Get back to your roots. Remind yourself what it is like to put your interests first for a change. Trust me, this change in attitude is what you need.
Do you have a hobby you would like to pick up? Go for it. Are you thinking of starting an online business? Then jump in with both feet. My point is, you have a lot of options.
Guess what?
Your absence will serve as a dose of reality for your husband. He will realize you do have a life outside your marriage. Once he realizes his actions are the reason you have pulled away, he is more likely to correct his ways. Now, this approach might seem harsh, but it’s the only way to maintain your mental well-being.
Spending less time in the presence of a selfish hubby gives you more time to focus on your interests.
Never Complain
Complaining is not a good idea. Even science agrees with this. If your husband feels attacked, he won’t listen to what you have to say. I know, this is a lot to ask, especially if your spouse is getting on your nerves. Complaining will only push him further into his shell.
But, calmly discussing why his actions are straining your marriage will make him think more about his behavior.
Let Your Expectations Be Known
Compromise is important in relationships. But letting your husband know about your expectations of him will ensure your needs are met as well. Your selfish lover doesn’t expect you to be assertive. He counts on the fact that you will do what he says to avoid a confrontation. Here is an example.
Let’s say your husband promised to drop you off at work. At the last minute, he changes his mind for no reason, insisting you take a cab. You should not let this slide
; let him know that his selfish decision will disrupt your plans as well.
Word of advice. It’s important you don’t budge when asserting yourself. A selfish partner will try every tactic in the book to make you drop your demands, from pleading with you to bringing up past mistakes. Stick to your guns; don’t let him steamroll you with unrealistic demands.
Make Yourself Heard
Your silence is what enables your partner to keep on going with his selfish antics. Also, your spouse will assume you are okay with his behavior. Speaking up puts your husband on notice. He won’t be able to justify his selfish behavior anymore. Remember to maintain your calm when you are addressing him.
Going in guns blazing is not a good idea. Not only will your partner get his guard up. There is a high chance you will end up fighting.
Get To The Root Of The Problem
Is your husband truly selfish? While it’s easy to pile the blame at his feet, there’s a chance you are contributing to the problem as well. Keep in mind that relationships are a two-way street. Have you considered that your hubby could be reacting to your own habits?
Now while this might be hard for you to accept, it will help you find a sustainable solution to the problem.
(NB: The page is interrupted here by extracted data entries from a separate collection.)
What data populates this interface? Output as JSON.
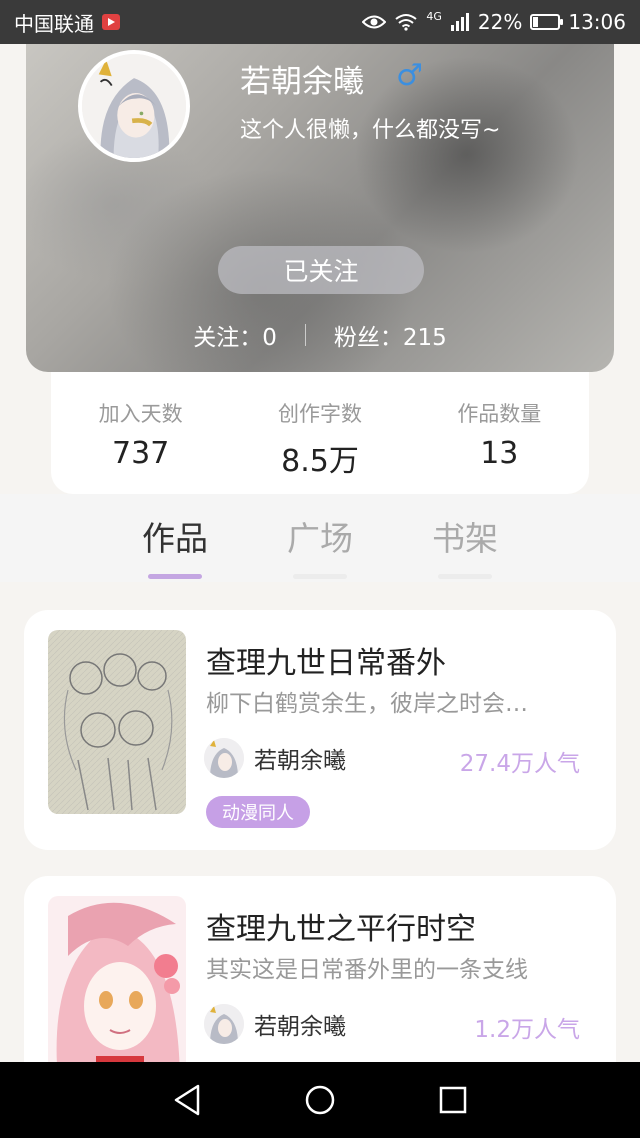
{
  "status_bar": {
    "carrier": "中国联通",
    "signal_label": "4G",
    "battery_percent": "22%",
    "battery_level": 0.22,
    "time": "13:06"
  },
  "profile": {
    "username": "若朝余曦",
    "gender_symbol": "♂",
    "bio": "这个人很懒，什么都没写~",
    "follow_button": "已关注",
    "following_label": "关注：0",
    "followers_label": "粉丝：215"
  },
  "info": [
    {
      "label": "加入天数",
      "value": "737"
    },
    {
      "label": "创作字数",
      "value": "8.5万"
    },
    {
      "label": "作品数量",
      "value": "13"
    }
  ],
  "tabs": [
    "作品",
    "广场",
    "书架"
  ],
  "works": [
    {
      "title": "查理九世日常番外",
      "description": "柳下白鹤赏余生，彼岸之时会…",
      "author": "若朝余曦",
      "popularity": "27.4万人气",
      "tag": "动漫同人"
    },
    {
      "title": "查理九世之平行时空",
      "description": "其实这是日常番外里的一条支线",
      "author": "若朝余曦",
      "popularity": "1.2万人气"
    }
  ],
  "colors": {
    "accent": "#c4a6e2",
    "popularity": "#c9a6e8",
    "gender": "#3b8fe0"
  }
}
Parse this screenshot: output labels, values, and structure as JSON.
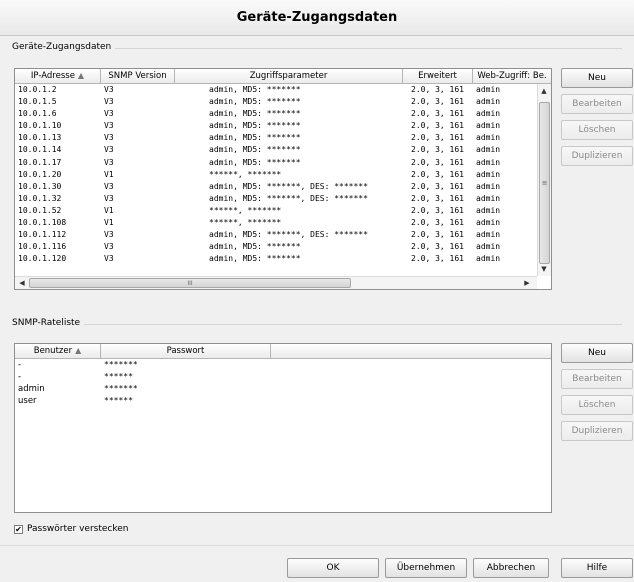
{
  "window": {
    "title": "Geräte-Zugangsdaten"
  },
  "access_group": {
    "label": "Geräte-Zugangsdaten",
    "columns": [
      "IP-Adresse",
      "SNMP Version",
      "Zugriffsparameter",
      "Erweitert",
      "Web-Zugriff: Be."
    ],
    "sort_icon": "sort-ascending-icon",
    "rows": [
      [
        "10.0.1.2",
        "V3",
        "admin, MD5: *******",
        "2.0, 3, 161",
        "admin"
      ],
      [
        "10.0.1.5",
        "V3",
        "admin, MD5: *******",
        "2.0, 3, 161",
        "admin"
      ],
      [
        "10.0.1.6",
        "V3",
        "admin, MD5: *******",
        "2.0, 3, 161",
        "admin"
      ],
      [
        "10.0.1.10",
        "V3",
        "admin, MD5: *******",
        "2.0, 3, 161",
        "admin"
      ],
      [
        "10.0.1.13",
        "V3",
        "admin, MD5: *******",
        "2.0, 3, 161",
        "admin"
      ],
      [
        "10.0.1.14",
        "V3",
        "admin, MD5: *******",
        "2.0, 3, 161",
        "admin"
      ],
      [
        "10.0.1.17",
        "V3",
        "admin, MD5: *******",
        "2.0, 3, 161",
        "admin"
      ],
      [
        "10.0.1.20",
        "V1",
        "******, *******",
        "2.0, 3, 161",
        "admin"
      ],
      [
        "10.0.1.30",
        "V3",
        "admin, MD5: *******, DES: *******",
        "2.0, 3, 161",
        "admin"
      ],
      [
        "10.0.1.32",
        "V3",
        "admin, MD5: *******, DES: *******",
        "2.0, 3, 161",
        "admin"
      ],
      [
        "10.0.1.52",
        "V1",
        "******, *******",
        "2.0, 3, 161",
        "admin"
      ],
      [
        "10.0.1.108",
        "V1",
        "******, *******",
        "2.0, 3, 161",
        "admin"
      ],
      [
        "10.0.1.112",
        "V3",
        "admin, MD5: *******, DES: *******",
        "2.0, 3, 161",
        "admin"
      ],
      [
        "10.0.1.116",
        "V3",
        "admin, MD5: *******",
        "2.0, 3, 161",
        "admin"
      ],
      [
        "10.0.1.120",
        "V3",
        "admin, MD5: *******",
        "2.0, 3, 161",
        "admin"
      ]
    ],
    "scroll_grip": "≡",
    "hscroll_grip": "III",
    "buttons": {
      "new": "Neu",
      "edit": "Bearbeiten",
      "delete": "Löschen",
      "duplicate": "Duplizieren"
    }
  },
  "snmp_group": {
    "label": "SNMP-Rateliste",
    "columns": [
      "Benutzer",
      "Passwort"
    ],
    "rows": [
      [
        "-",
        "*******"
      ],
      [
        "-",
        "******"
      ],
      [
        "admin",
        "*******"
      ],
      [
        "user",
        "******"
      ]
    ],
    "buttons": {
      "new": "Neu",
      "edit": "Bearbeiten",
      "delete": "Löschen",
      "duplicate": "Duplizieren"
    }
  },
  "hide_passwords": {
    "label": "Passwörter verstecken",
    "checked": true
  },
  "footer": {
    "ok": "OK",
    "apply": "Übernehmen",
    "cancel": "Abbrechen",
    "help": "Hilfe"
  }
}
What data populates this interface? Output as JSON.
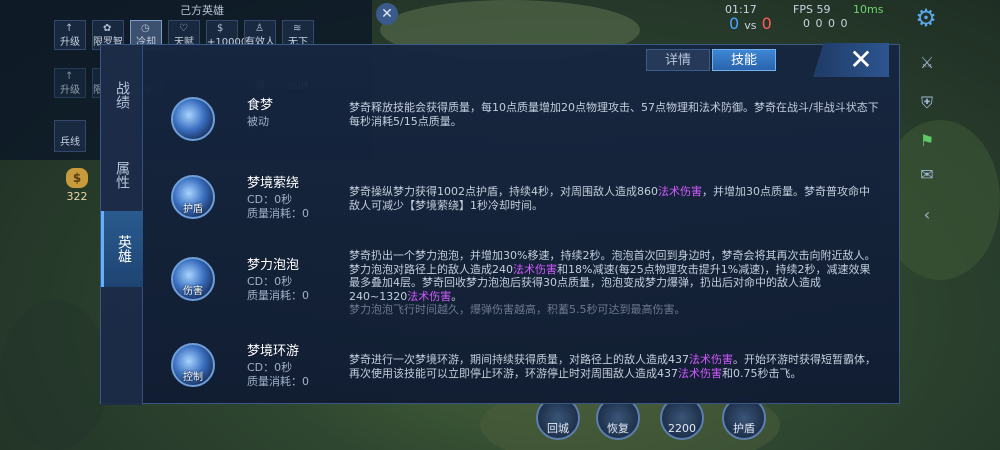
{
  "hud": {
    "panel_title": "己方英雄",
    "tabs": [
      "升级",
      "限罗智胶",
      "冷却",
      "天赋",
      "+10000",
      "有效人偶",
      "无下buff"
    ],
    "row2_tabs": [
      "升级",
      "限罗智胶",
      "AI"
    ],
    "bingxian": "兵线",
    "gold": "322",
    "time": "01:17",
    "fps": "FPS 59",
    "ms": "10ms",
    "score_blue": "0",
    "score_vs": "vs",
    "score_red": "0",
    "kda": "0  0  0  0"
  },
  "bottom_skills": [
    "回城",
    "恢复",
    "2200",
    "护盾"
  ],
  "panel": {
    "side_tabs": [
      "战绩",
      "属性",
      "英雄"
    ],
    "top_tabs": [
      "详情",
      "技能"
    ],
    "close_label": "✕",
    "skills": [
      {
        "name": "食梦",
        "sub1": "被动",
        "sub2": "",
        "badge": "",
        "desc_parts": [
          {
            "t": "梦奇释放技能会获得质量，每10点质量增加20点物理攻击、57点物理和法术防御。梦奇在战斗/非战斗状态下每秒消耗5/15点质量。",
            "hl": false
          }
        ]
      },
      {
        "name": "梦境萦绕",
        "sub1": "CD：0秒",
        "sub2": "质量消耗：0",
        "badge": "护盾",
        "desc_parts": [
          {
            "t": "梦奇操纵梦力获得1002点护盾，持续4秒，对周围敌人造成860",
            "hl": false
          },
          {
            "t": "法术伤害",
            "hl": true
          },
          {
            "t": "，并增加30点质量。梦奇普攻命中敌人可减少【梦境萦绕】1秒冷却时间。",
            "hl": false
          }
        ]
      },
      {
        "name": "梦力泡泡",
        "sub1": "CD：0秒",
        "sub2": "质量消耗：0",
        "badge": "伤害",
        "desc_parts": [
          {
            "t": "梦奇扔出一个梦力泡泡，并增加30%移速，持续2秒。泡泡首次回到身边时，梦奇会将其再次击向附近敌人。梦力泡泡对路径上的敌人造成240",
            "hl": false
          },
          {
            "t": "法术伤害",
            "hl": true
          },
          {
            "t": "和18%减速(每25点物理攻击提升1%减速)，持续2秒，减速效果最多叠加4层。梦奇回收梦力泡泡后获得30点质量，泡泡变成梦力爆弹，扔出后对命中的敌人造成240~1320",
            "hl": false
          },
          {
            "t": "法术伤害",
            "hl": true
          },
          {
            "t": "。",
            "hl": false
          }
        ],
        "desc_faded": "梦力泡泡飞行时间越久，爆弹伤害越高，积蓄5.5秒可达到最高伤害。"
      },
      {
        "name": "梦境环游",
        "sub1": "CD：0秒",
        "sub2": "质量消耗：0",
        "badge": "控制",
        "desc_parts": [
          {
            "t": "梦奇进行一次梦境环游，期间持续获得质量，对路径上的敌人造成437",
            "hl": false
          },
          {
            "t": "法术伤害",
            "hl": true
          },
          {
            "t": "。开始环游时获得短暂霸体，再次使用该技能可以立即停止环游，环游停止时对周围敌人造成437",
            "hl": false
          },
          {
            "t": "法术伤害",
            "hl": true
          },
          {
            "t": "和0.75秒击飞。",
            "hl": false
          }
        ]
      }
    ]
  }
}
There’s a chance you might both find getting over your differences difficult. Working with a professional is the best way to go in this case. An expert will help you both sort your mixed-up emotions. Over time, you will be able to narrow down the root cause of your husband’s selfishness.
Make A Decision
The sad thing is, some people never change. You might want the best for your husband but there’s little you can do if he is stuck in his ways. If this is the case, then it’s time for you to make a decision to determine the fate of your union. If your hubby truly loves you, then he will make an effort and change his selfish ways.
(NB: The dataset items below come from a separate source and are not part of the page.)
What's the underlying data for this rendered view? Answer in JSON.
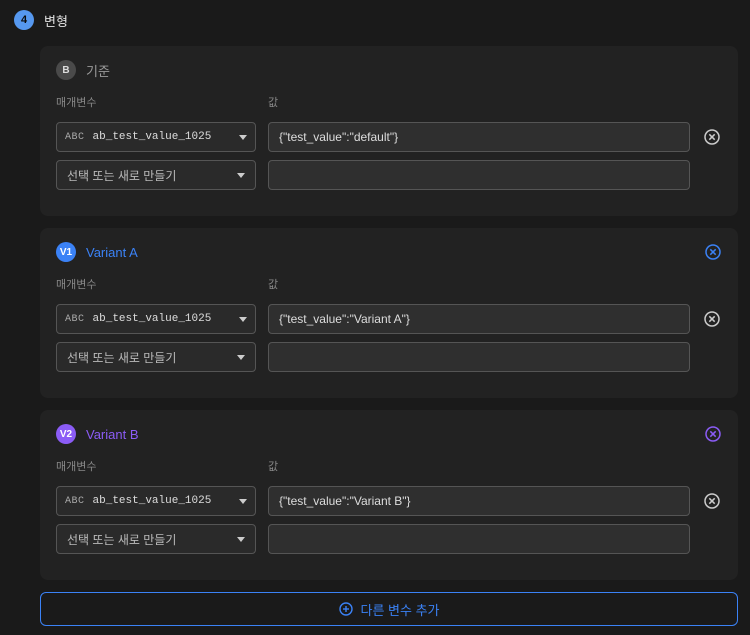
{
  "header": {
    "step": "4",
    "title": "변형"
  },
  "labels": {
    "parameter": "매개변수",
    "value": "값",
    "abc_prefix": "ABC",
    "placeholder_select": "선택 또는 새로 만들기"
  },
  "variants": [
    {
      "badge": "B",
      "badge_class": "badge-b",
      "name": "기준",
      "name_class": "name-b",
      "deletable": false,
      "delete_color": "",
      "rows": [
        {
          "param": "ab_test_value_1025",
          "value": "{\"test_value\":\"default\"}"
        }
      ]
    },
    {
      "badge": "V1",
      "badge_class": "badge-v1",
      "name": "Variant A",
      "name_class": "name-v1",
      "deletable": true,
      "delete_color": "#3b82f6",
      "rows": [
        {
          "param": "ab_test_value_1025",
          "value": "{\"test_value\":\"Variant A\"}"
        }
      ]
    },
    {
      "badge": "V2",
      "badge_class": "badge-v2",
      "name": "Variant B",
      "name_class": "name-v2",
      "deletable": true,
      "delete_color": "#8b5cf6",
      "rows": [
        {
          "param": "ab_test_value_1025",
          "value": "{\"test_value\":\"Variant B\"}"
        }
      ]
    }
  ],
  "footer": {
    "add_variant_label": "다른 변수 추가"
  }
}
After all, someone who loves you will not want to see you miserable. But if your partner refuses to change, then maybe it’s time for you to strike out on your own.
Final Thoughts
I believe that by now, you are completely sure if your spouse is selfish. The key point to remember is that a selfish husband only cares about themselves and their needs. It doesn’t bother them that their actions could be hurting you.
If this is a person you truly love, take your time to understand where he is coming from. Once you do, try the solutions above on what to do when your husband is selfish. It is not guaranteed that they will fix your marriage, but it is worth a try. All the best!